Endlich habe ich wieder eine neue Hose. Alle andern sind zwei, drei oder noch mehr Jahre alt, etwas arg verwaschen, dafür aber weich und bequem zum Anziehen und Tragen. Die neue Hose fühlt sich noch steif an. Erst nach dem vierten, fünften Mal ist sie geschmeidig und lässt sich leicht hochziehen und verschliessen. Der Knopf bleibt für Tetras herausfordernd. Auch der etwas kurze Hosenschlitz erschwert das An- und Ausziehen, weil sie sich weniger öffnet.

Gerader Schnitt, keine einengenden Bündchen: Deswegen habe ich diese Jacke gekauft.

Diese Opfer muss ich erbringen. Dafür entspricht die Hose mindestens näherungsweise der Bezeichnung «sportlich-elegant». Ihre ausgebeutelten und vom Waschen gebleichten Vorgänger tun das nicht mehr.

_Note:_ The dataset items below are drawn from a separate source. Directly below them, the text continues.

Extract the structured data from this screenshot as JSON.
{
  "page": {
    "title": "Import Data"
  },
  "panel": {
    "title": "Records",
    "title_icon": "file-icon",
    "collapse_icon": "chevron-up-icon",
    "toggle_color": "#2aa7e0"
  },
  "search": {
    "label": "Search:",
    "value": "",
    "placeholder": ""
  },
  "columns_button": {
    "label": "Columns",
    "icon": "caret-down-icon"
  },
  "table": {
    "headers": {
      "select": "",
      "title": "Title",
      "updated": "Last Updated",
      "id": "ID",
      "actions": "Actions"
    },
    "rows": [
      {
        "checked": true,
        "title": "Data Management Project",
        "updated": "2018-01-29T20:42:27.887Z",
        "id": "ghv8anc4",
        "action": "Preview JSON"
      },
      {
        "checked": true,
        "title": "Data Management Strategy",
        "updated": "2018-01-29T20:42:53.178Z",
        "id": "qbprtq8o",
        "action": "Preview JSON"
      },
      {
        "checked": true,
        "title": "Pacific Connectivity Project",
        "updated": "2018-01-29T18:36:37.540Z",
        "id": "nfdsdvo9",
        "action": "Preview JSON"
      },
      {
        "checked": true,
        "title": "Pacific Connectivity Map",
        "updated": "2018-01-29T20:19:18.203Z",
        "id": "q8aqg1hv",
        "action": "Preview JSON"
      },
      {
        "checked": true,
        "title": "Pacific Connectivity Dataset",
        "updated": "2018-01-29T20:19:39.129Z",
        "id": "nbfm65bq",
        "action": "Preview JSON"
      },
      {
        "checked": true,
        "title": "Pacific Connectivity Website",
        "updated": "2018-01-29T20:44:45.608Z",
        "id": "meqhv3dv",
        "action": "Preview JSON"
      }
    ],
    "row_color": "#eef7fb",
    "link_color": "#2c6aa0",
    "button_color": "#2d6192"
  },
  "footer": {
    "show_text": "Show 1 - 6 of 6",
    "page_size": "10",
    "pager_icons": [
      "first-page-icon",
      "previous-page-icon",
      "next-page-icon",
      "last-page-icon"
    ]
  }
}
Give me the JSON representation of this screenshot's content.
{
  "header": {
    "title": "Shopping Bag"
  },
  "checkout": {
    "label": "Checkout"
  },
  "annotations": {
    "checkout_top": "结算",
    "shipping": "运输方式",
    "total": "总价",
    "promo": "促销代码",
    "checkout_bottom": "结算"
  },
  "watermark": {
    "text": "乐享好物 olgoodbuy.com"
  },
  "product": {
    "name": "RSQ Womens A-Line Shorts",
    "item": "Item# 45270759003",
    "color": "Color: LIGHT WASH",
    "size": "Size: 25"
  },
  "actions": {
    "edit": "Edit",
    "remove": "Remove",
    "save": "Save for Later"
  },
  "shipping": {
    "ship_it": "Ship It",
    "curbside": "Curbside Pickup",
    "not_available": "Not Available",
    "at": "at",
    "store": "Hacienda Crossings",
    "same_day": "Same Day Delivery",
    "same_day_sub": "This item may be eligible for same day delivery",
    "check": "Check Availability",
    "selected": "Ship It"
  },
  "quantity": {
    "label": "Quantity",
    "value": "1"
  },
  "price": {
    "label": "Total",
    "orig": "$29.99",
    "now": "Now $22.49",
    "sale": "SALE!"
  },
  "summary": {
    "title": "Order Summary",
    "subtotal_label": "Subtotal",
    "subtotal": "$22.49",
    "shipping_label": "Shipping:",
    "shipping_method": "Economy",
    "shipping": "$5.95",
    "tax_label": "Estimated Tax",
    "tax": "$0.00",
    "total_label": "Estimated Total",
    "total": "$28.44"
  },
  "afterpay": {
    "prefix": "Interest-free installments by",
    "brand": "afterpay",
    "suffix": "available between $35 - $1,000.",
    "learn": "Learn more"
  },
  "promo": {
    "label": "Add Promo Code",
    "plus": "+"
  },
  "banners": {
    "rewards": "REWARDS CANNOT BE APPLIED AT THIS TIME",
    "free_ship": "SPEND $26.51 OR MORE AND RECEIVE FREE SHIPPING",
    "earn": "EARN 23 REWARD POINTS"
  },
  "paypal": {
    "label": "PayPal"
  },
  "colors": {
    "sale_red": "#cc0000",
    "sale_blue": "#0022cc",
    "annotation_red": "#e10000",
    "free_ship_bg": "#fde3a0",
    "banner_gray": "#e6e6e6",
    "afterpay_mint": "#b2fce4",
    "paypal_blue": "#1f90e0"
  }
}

Am 4. November hatte ich Geburtstag. Zur Überraschung schenkte mir meine Frau eine selbst genähte blaue Jeans-Hose. Unten weit, oben eng, aber mit weiter Öffnung. Sie ist viel bequemer, ist weicher und schmiegt sich schön an. Allein der Stoff hat über hundert Franken gekostet. Sie versprach mir, eine weitere zu schneidern. So ist der Winter gerettet. Im Frühling 2019 schaue ich wieder, was der Modetrend bringt. Schlimmstenfalls habe ich noch Sommerhosen, die wir unten aufgeschnitten haben. Elegant sind sie längst nicht mehr.

Wind- und Winterjacken unterliegen in ihrem Schnitt ebenfalls Modezyklen. Einige Jahre mit gerade fallendem Grundschnitt ohne Bündchen unten liegen hinter uns. Es hat gedreht wieder hin zu Bündchen und tailliertem Schnitt. Das ist nichts für mich. Das Bündchen zieht die Jacke zusammen. So habe ich Mühe, den Reissverschluss einzuhängen, und zudem fällt sie schlecht. Das Bündchen bewirkt, dass ich sie im Sitzen hochziehe. Die ganze Nierengegend liegt frei, und genau die sollte sie ja abschirmen und wärmen. Zum Glück habe ich noch ein letztjähriges Modell ergattert. Leder mit Daunen gepolstert, gibt fast so warm, wie sie gekostet hat: 689.90!

Die neue Jeans-Hose, am Beinende zum Glück 20 cm breit, an den Füssen die 28 Jahre alten Schuhe.

Unabhängig von allen modischen Trends sind mir neue Schuhe zum Graus geworden. Ich ziehe sie selten an, weil ich dazu Hilfe bräuchte. Die neuesten, die ich wirklich trage, habe ich vor zehn Jahren in Bangkok gekauft. Sie sind gewissermassen die Sonntagsschuhe. Werktags, wenn ich zu Hause bin, umgeben meine Füsse schön ausgeweitete Schuhe, in die ich reibungsfrei reinrutsche: Marke Lorenzo Banfi aus Milano, gekauft 1990 an meinem 46. Geburtstag für schlappe 490 Franken. Das war zu der Zeit schweineteuer. Inzwischen bin ich 64, und es sieht danach aus, dass ich ohne sie nicht mehr bestehen kann, bis ich in den Himmel komme. Hoffentlich tun sie’s noch lange!

Ich singe dieses Klagelied, weil mich interessiert, wie es euch ergeht. Teilt ihr meine Erfahrungen? Gibt es Alternativen, die wirklich was taugen? Danke für eure Tipps.